In terms of UPDRS score, there were statistically significant effects favouring rasagiline monotherapy compared with placebo (SMD -0.528, 95% CI -0.650 to -0.407; three trials) and selegiline monotherapy versus placebo (SMD -0.328, 95% CI -0.451 to -0.205; four trials). The indirect comparison between rasagiline and selegiline showed a statistically significant difference favouring rasagiline. Sensitivity analyses showed similar results. Similar results were also found for the analysis of all trials. The analysis of adjunctive therapy studies was not considered meaningful due to the small number and short duration of studies available.
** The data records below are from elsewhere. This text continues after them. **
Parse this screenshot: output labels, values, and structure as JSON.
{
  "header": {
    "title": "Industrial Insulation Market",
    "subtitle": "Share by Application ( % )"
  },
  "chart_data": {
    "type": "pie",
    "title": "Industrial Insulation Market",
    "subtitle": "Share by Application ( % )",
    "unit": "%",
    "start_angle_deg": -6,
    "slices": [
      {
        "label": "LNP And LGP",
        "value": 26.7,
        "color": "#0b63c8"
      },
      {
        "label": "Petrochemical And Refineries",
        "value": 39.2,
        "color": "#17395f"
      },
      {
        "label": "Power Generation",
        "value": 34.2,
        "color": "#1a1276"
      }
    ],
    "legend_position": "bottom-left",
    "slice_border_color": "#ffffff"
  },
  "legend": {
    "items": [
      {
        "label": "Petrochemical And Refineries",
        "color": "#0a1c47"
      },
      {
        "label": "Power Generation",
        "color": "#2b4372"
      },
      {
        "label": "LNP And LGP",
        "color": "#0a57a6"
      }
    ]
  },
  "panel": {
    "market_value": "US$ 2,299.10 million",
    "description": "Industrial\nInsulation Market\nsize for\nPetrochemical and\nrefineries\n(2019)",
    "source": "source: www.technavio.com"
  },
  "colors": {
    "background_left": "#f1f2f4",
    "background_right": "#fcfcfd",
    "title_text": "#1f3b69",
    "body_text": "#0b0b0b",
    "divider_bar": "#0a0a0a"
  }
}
A statistically significant difference in UPDRS motor function favouring rasagiline monotherapy was found when compared indirectly with selegiline. Other outcomes (UPDRS activities of daily living, UPDRS mental, Schwab and England) were reported and there were no statistically significant differences in the indirect comparisons between the two drugs given as monotherapy. Daily time off could not be analysed. Results of all trials, including combination therapy were also reported.
The analyses of discontinuations of treatment due to non-compliance or loss to follow-up showed no significant difference between either of the treatments and placebo. Rates of discontinuation were numerically higher in the selegiline trials at 9.8% in both treatment and placebo arms, compared with rates of 2.9% (treatment) and 3.9% (placebo) in the rasagiline trials. This pattern was also seen for discontinuation due to adverse events. In this analysis, selegiline initially showed a higher rate of discontinuations than placebo but this result was not significant following a sensitivity analysis. Fifteen individual symptoms were documented in a minimum of four studies; results did not show statistical significance with the exception of dry mouth which was more common in rasagiline.